Sam stilled for a moment, his heart in his throat. The voice was different but the words – he swallowed hard – those words brought all the horror of the last few months crashing down upon him.
“Sam! Sam!” he heard her calling, but could not move nor answer her.
“Estel!” she cried, “Estel!” and the king was beside her straight away, though he had been in their own chambers only moments before.
He pulled her to him, seeing nothing but pain and fright in her tear-laden eyes. “Undómiel, beloved!” he whispered over and over, trying to discover, in the midst of his fear, what ailed her.
Then he saw Sam, lying face down on the ground. Turning towards the Hobbit, Arwen pushed the king to him.
Faramir joined them as he had been in conference with Elessar when the cry had come. The king placed a hand upon Sam’s brow and breathed into him. The gardener blinked and sat up, looking embarrassed and flustered.
“I don’t know what could have come over me, fainting like that. I’ve never done such a thing in all my life."
“What was it that assailed you, dearest Sam?” Elessar asked quietly.
Sam sat and blinked up at him, at a loss, for a moment. He heard her quiet sobs and remembered. “I can’t say right now, Strider.” Faramir smiled at the name. “‘Tweren’t nothing important.”
“Sam,” Elessar said gently. “Anything that affects one of the Nine affects me.”

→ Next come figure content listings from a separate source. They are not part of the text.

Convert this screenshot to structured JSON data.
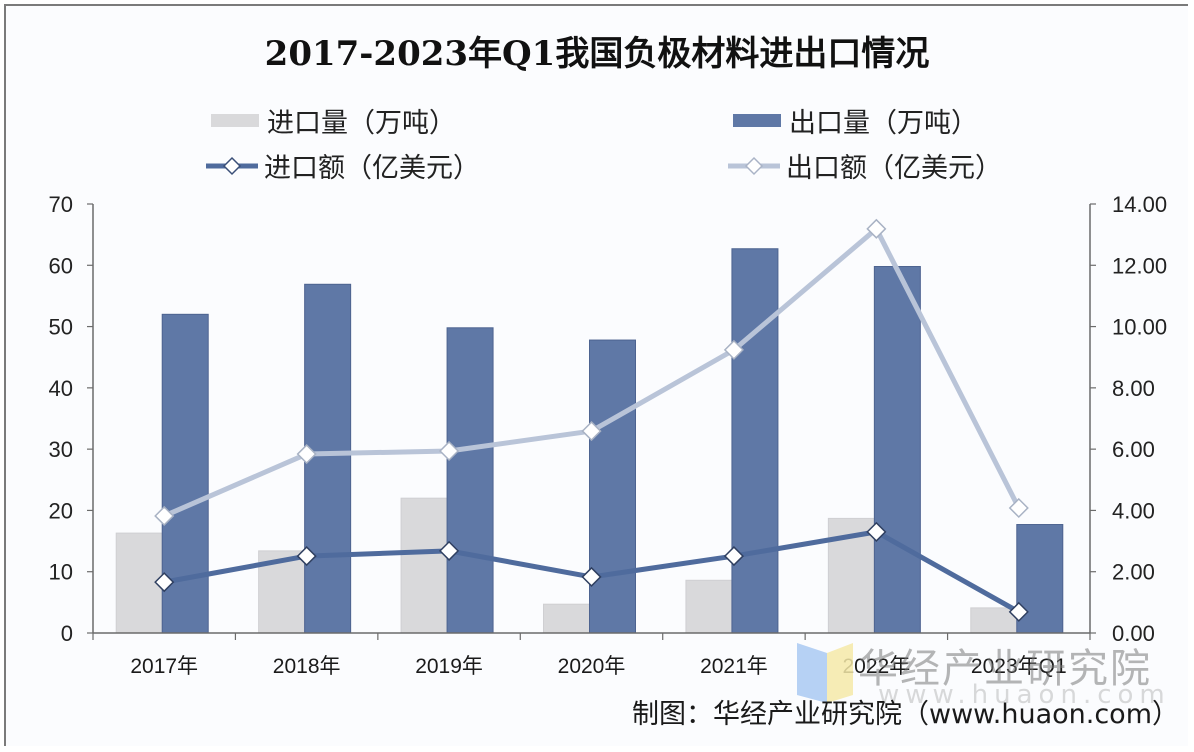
{
  "title": "2017-2023年Q1我国负极材料进出口情况",
  "legend": [
    {
      "label": "进口量（万吨）",
      "type": "bar",
      "color": "#d9d9db"
    },
    {
      "label": "出口量（万吨）",
      "type": "bar",
      "color": "#5f78a6"
    },
    {
      "label": "进口额（亿美元）",
      "type": "line",
      "color": "#4f6b9d"
    },
    {
      "label": "出口额（亿美元）",
      "type": "line",
      "color": "#b9c4d8"
    }
  ],
  "left_axis_ticks": [
    "0",
    "10",
    "20",
    "30",
    "40",
    "50",
    "60",
    "70"
  ],
  "right_axis_ticks": [
    "0.00",
    "2.00",
    "4.00",
    "6.00",
    "8.00",
    "10.00",
    "12.00",
    "14.00"
  ],
  "credit": "制图：华经产业研究院（www.huaon.com）",
  "watermark": {
    "text": "华经产业研究院",
    "url": "www.huaon.com"
  },
  "chart_data": {
    "type": "bar",
    "title": "2017-2023年Q1我国负极材料进出口情况",
    "categories": [
      "2017年",
      "2018年",
      "2019年",
      "2020年",
      "2021年",
      "2022年",
      "2023年Q1"
    ],
    "series": [
      {
        "name": "进口量（万吨）",
        "type": "bar",
        "axis": "left",
        "color": "#d9d9db",
        "values": [
          16.3,
          13.4,
          22.0,
          4.7,
          8.6,
          18.7,
          4.1
        ]
      },
      {
        "name": "出口量（万吨）",
        "type": "bar",
        "axis": "left",
        "color": "#5f78a6",
        "values": [
          52.0,
          56.9,
          49.8,
          47.8,
          62.7,
          59.8,
          17.7
        ]
      },
      {
        "name": "进口额（亿美元）",
        "type": "line",
        "axis": "right",
        "color": "#4f6b9d",
        "values": [
          1.66,
          2.51,
          2.68,
          1.83,
          2.51,
          3.3,
          0.69
        ]
      },
      {
        "name": "出口额（亿美元）",
        "type": "line",
        "axis": "right",
        "color": "#b9c4d8",
        "values": [
          3.82,
          5.84,
          5.94,
          6.59,
          9.24,
          13.19,
          4.08
        ]
      }
    ],
    "xlabel": "",
    "ylabel": "",
    "ylim": [
      0,
      70
    ],
    "y2lim": [
      0,
      14
    ],
    "grid": false,
    "legend_position": "top"
  }
}
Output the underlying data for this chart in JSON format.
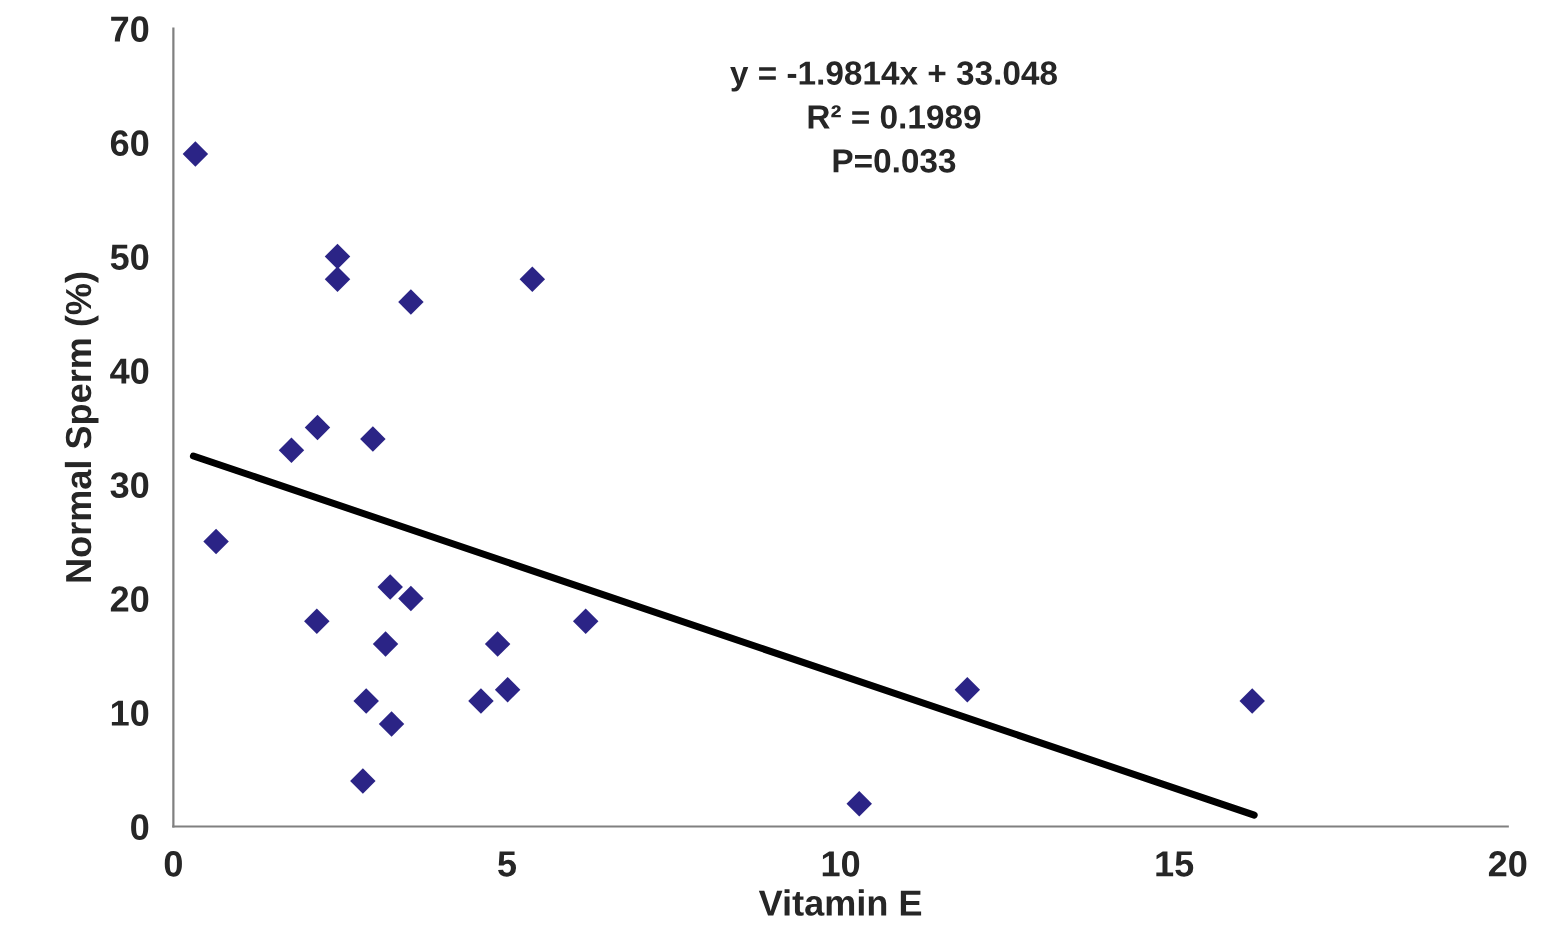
{
  "chart_data": {
    "type": "scatter",
    "xlabel": "Vitamin E",
    "ylabel": "Normal Sperm (%)",
    "xlim": [
      0,
      20
    ],
    "xticks": [
      0,
      5,
      10,
      15,
      20
    ],
    "ylim": [
      0,
      70
    ],
    "yticks": [
      0,
      10,
      20,
      30,
      40,
      50,
      60,
      70
    ],
    "grid": false,
    "marker": "diamond",
    "series": [
      {
        "color": "#2b2486",
        "x": [
          0.33,
          2.46,
          2.46,
          3.56,
          5.38,
          2.16,
          1.77,
          2.99,
          0.64,
          3.25,
          3.56,
          2.15,
          3.18,
          4.86,
          6.18,
          2.89,
          4.61,
          5.01,
          3.27,
          2.84,
          10.28,
          11.9,
          16.17
        ],
        "values": [
          59,
          50,
          48,
          46,
          48,
          35,
          33,
          34,
          25,
          21,
          20,
          18,
          16,
          16,
          18,
          11,
          11,
          12,
          9,
          4,
          2,
          12,
          11
        ]
      },
      {
        "type": "line",
        "color": "#000000",
        "marker": "none",
        "line_style": "solid",
        "x": [
          0.3,
          16.2
        ],
        "values": [
          32.5,
          1.0
        ]
      }
    ],
    "annotations": [
      "y = -1.9814x + 33.048",
      "R² = 0.1989",
      "P=0.033"
    ]
  }
}
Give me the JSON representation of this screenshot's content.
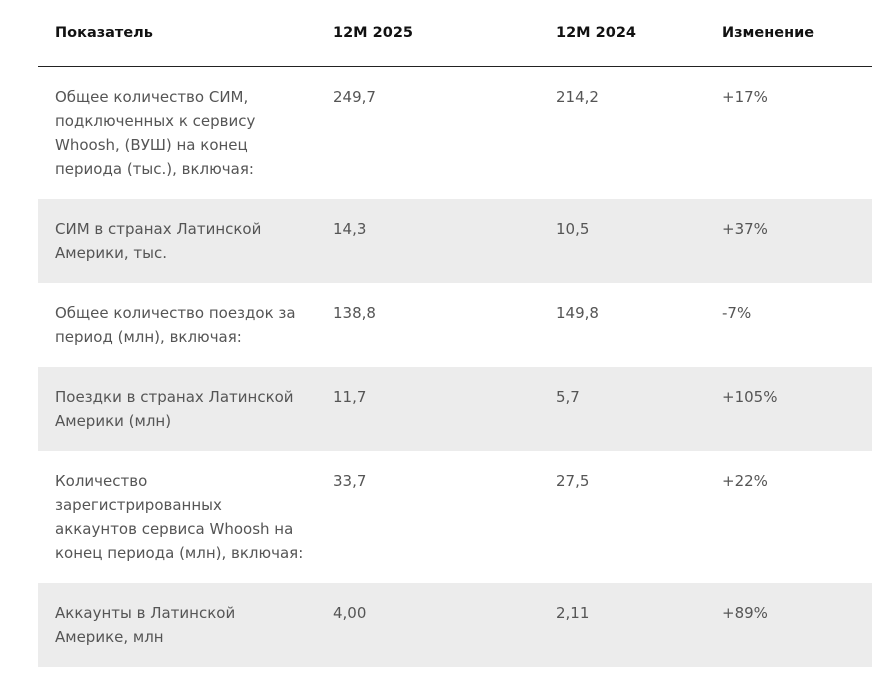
{
  "table": {
    "header": [
      "Показатель",
      "12М 2025",
      "12М 2024",
      "Изменение"
    ],
    "rows": [
      [
        "Общее количество СИМ, подключенных к сервису Whoosh, (ВУШ) на конец периода (тыс.), включая:",
        "249,7",
        "214,2",
        "+17%"
      ],
      [
        "СИМ в странах Латинской Америки, тыс.",
        "14,3",
        "10,5",
        "+37%"
      ],
      [
        "Общее количество поездок за период (млн), включая:",
        "138,8",
        "149,8",
        "-7%"
      ],
      [
        "Поездки в странах Латинской Америки (млн)",
        "11,7",
        "5,7",
        "+105%"
      ],
      [
        "Количество зарегистрированных аккаунтов сервиса Whoosh на конец периода (млн), включая:",
        "33,7",
        "27,5",
        "+22%"
      ],
      [
        "Аккаунты в Латинской Америке, млн",
        "4,00",
        "2,11",
        "+89%"
      ]
    ]
  }
}
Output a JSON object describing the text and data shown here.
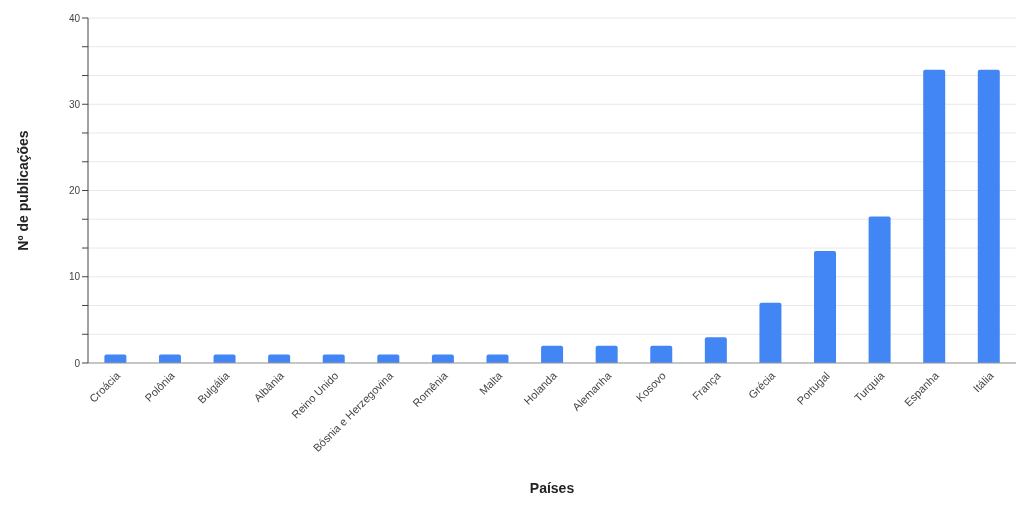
{
  "chart_data": {
    "type": "bar",
    "xlabel": "Países",
    "ylabel": "Nº de publicações",
    "categories": [
      "Croácia",
      "Polônia",
      "Bulgália",
      "Albânia",
      "Reino Unido",
      "Bósnia e Herzegovina",
      "Romênia",
      "Malta",
      "Holanda",
      "Alemanha",
      "Kosovo",
      "França",
      "Grécia",
      "Portugal",
      "Turquia",
      "Espanha",
      "Itália"
    ],
    "values": [
      1,
      1,
      1,
      1,
      1,
      1,
      1,
      1,
      2,
      2,
      2,
      3,
      7,
      13,
      17,
      34,
      34
    ],
    "color": "#4285f4",
    "ylim": [
      0,
      40
    ],
    "yticks": [
      0,
      {
        "value": 3.33,
        "label": null
      },
      {
        "value": 6.67,
        "label": null
      },
      10,
      {
        "value": 13.33,
        "label": null
      },
      {
        "value": 16.67,
        "label": null
      },
      20,
      {
        "value": 23.33,
        "label": null
      },
      {
        "value": 26.67,
        "label": null
      },
      30,
      {
        "value": 33.33,
        "label": null
      },
      {
        "value": 36.67,
        "label": null
      },
      40
    ],
    "grid": "y"
  }
}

Noting Faramir standing above him, Sam sighed. “‘Twere taters. For the love of me, I’d forgotten Boromir hated taters. I can’t plant taters here.”
Faramir started. “Boromir…” He closed his mouth. Boromir loved potatoes. Sam was hiding something.
Elessar helped Sam stand up “Of course he did, Sam. I remember that too.” Tears filled his eyes as the gardener walked off. “Something to do with taters had hurt him or Frodo,” he whispered to Faramir. “I will find out what it was, in time, and heal the little one.”
Faramir’s own eyes watered. ‘Little one’ had been the term Boromir used when his little brother was hurt, worried, or frightened. “With your help, my liege lord, we will all heal.”